Oui, bien sûr. Bien sûr que c'est une industrie d'avenir. Vous savez, moi, j'ai voyagé toute ma vie, j'ai découvert le monde et c'est aussi pour ça que je défends l'écologie. Après, nous savons que passer tous les week-ends à Marrakech en avion, c'est une aberration. Nous savons que faire un Strasbourg-Paris en avion, c'est une aberration. Donc, nous savons que nous devons changer nos comportements. il y a là aussi de l'innovation énorme en matière d'aéronautique. Mais nous savons qu'on va voyager moins.
C'est une industrie d'avenir. Une question de François à Paris. Monsieur Jadot, souhaitez-vous être président français ou président européen ? Je serai... C'est quelqu'un qui a regardé l'émission et à chaque fois qu'on me posait une question, vous répondiez Europe.
On m'a dit que c'était le sujet de cette émission. Non, parce que l'Europe est un outil. Mais l'Europe, ce n'est pas les autres, l'Europe. L'Europe, c'est nous. Moi, je suis président français. J'adore la France. Mais la France, c'est ma maison. L'Europe, c'est mon village.
C'est un outil
ou un avenir ? Les deux.
Peut-on concilier commerce international fut-il équitable et écologique ?
Oui.
Oui. La Chine et la Russie veulent ouvrir la route de l'Arctique, ce qui détruirait la banquise. Que proposez-vous pour les en empêcher ?
Eh bien, écoutez, il faut... Vous savez, on a des ambassadeurs pour l'Arctique. que Rocard avait fait son boulot. Après, reconnaissons que ça n'a pas été la même qualité d'ambassadeur. On doit imposer, et l'Union européenne doit imposer que l'Arctique extrêmement fragile reste sanctuarisé.

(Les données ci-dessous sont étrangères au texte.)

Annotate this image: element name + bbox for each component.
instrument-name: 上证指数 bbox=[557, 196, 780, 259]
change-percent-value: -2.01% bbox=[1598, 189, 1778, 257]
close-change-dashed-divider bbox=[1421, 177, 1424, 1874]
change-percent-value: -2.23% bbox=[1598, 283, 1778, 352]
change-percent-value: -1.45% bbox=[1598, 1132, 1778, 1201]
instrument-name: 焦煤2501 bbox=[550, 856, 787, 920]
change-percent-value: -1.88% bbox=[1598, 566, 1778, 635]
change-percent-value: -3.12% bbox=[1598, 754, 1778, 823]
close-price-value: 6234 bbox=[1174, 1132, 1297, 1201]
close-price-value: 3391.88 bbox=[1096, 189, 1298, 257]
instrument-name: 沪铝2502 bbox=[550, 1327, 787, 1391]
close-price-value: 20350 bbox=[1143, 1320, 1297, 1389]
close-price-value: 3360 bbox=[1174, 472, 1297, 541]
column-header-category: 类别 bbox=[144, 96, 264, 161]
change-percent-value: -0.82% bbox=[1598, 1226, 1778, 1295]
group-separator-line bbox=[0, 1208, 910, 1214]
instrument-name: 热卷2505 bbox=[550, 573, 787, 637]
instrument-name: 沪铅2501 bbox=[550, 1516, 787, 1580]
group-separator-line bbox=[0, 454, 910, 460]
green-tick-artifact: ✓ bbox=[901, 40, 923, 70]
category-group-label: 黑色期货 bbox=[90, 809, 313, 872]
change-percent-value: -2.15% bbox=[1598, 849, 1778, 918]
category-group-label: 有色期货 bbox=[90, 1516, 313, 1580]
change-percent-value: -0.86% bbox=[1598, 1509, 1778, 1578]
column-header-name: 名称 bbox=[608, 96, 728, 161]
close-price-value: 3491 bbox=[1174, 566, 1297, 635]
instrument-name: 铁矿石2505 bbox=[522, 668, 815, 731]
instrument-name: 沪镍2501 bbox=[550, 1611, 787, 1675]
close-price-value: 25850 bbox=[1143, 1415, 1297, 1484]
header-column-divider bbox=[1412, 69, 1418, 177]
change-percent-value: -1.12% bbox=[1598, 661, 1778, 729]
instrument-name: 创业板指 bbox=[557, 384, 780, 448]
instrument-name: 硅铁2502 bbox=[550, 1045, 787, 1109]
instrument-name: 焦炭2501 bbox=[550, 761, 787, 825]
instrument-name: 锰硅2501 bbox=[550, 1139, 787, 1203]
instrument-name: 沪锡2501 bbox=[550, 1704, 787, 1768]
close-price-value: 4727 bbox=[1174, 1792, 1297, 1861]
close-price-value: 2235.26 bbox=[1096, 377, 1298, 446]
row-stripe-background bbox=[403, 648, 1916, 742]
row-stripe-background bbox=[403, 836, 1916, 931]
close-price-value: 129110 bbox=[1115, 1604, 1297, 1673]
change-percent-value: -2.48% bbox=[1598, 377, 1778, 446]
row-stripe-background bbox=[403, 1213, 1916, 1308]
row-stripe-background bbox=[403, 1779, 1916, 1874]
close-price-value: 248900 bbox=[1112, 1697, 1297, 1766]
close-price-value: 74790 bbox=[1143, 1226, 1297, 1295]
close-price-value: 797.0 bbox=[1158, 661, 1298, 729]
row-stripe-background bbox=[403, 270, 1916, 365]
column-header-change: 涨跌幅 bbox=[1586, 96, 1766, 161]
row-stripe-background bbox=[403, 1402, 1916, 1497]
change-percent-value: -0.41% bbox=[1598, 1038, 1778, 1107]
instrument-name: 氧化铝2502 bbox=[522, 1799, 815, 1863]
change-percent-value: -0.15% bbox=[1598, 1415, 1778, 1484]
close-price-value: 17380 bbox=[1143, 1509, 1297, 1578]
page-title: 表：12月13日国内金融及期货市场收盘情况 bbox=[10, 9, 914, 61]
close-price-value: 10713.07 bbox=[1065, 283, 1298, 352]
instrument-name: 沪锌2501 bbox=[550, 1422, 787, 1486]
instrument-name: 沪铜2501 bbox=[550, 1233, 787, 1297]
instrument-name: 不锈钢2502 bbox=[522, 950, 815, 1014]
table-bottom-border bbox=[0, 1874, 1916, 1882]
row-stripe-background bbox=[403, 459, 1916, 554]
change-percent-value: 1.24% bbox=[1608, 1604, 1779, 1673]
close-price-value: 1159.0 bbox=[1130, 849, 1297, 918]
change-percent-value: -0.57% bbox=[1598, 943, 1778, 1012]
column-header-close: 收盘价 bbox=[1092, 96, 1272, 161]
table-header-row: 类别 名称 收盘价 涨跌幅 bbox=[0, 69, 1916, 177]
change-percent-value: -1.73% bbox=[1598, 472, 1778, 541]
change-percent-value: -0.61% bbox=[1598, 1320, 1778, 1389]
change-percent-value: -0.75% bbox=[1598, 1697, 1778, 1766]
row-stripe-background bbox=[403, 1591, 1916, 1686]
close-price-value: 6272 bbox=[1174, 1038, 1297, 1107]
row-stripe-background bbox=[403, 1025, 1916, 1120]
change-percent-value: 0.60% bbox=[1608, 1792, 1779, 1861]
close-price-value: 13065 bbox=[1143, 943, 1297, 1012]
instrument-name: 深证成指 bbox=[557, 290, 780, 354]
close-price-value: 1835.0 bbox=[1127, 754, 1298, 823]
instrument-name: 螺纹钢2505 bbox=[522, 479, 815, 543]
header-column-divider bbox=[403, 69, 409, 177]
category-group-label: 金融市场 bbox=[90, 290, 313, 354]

Merci, Yannick Jallot. Merci beaucoup. Merci à vous tous. C'est la fin de cette émission que vous pouvez retrouver, je vous le rappelle, en podcast dès maintenant et en replay. Merci à la direction de France Télévisions ainsi qu'à la direction de l'information. On se retrouve dimanche prochain à 20h55 avec Jean-Luc Mélenchon puis Anne Hidalgo. Moi, je vous retrouve demain, 17h50, pour C'est dans l'air. Belle soirée à vous.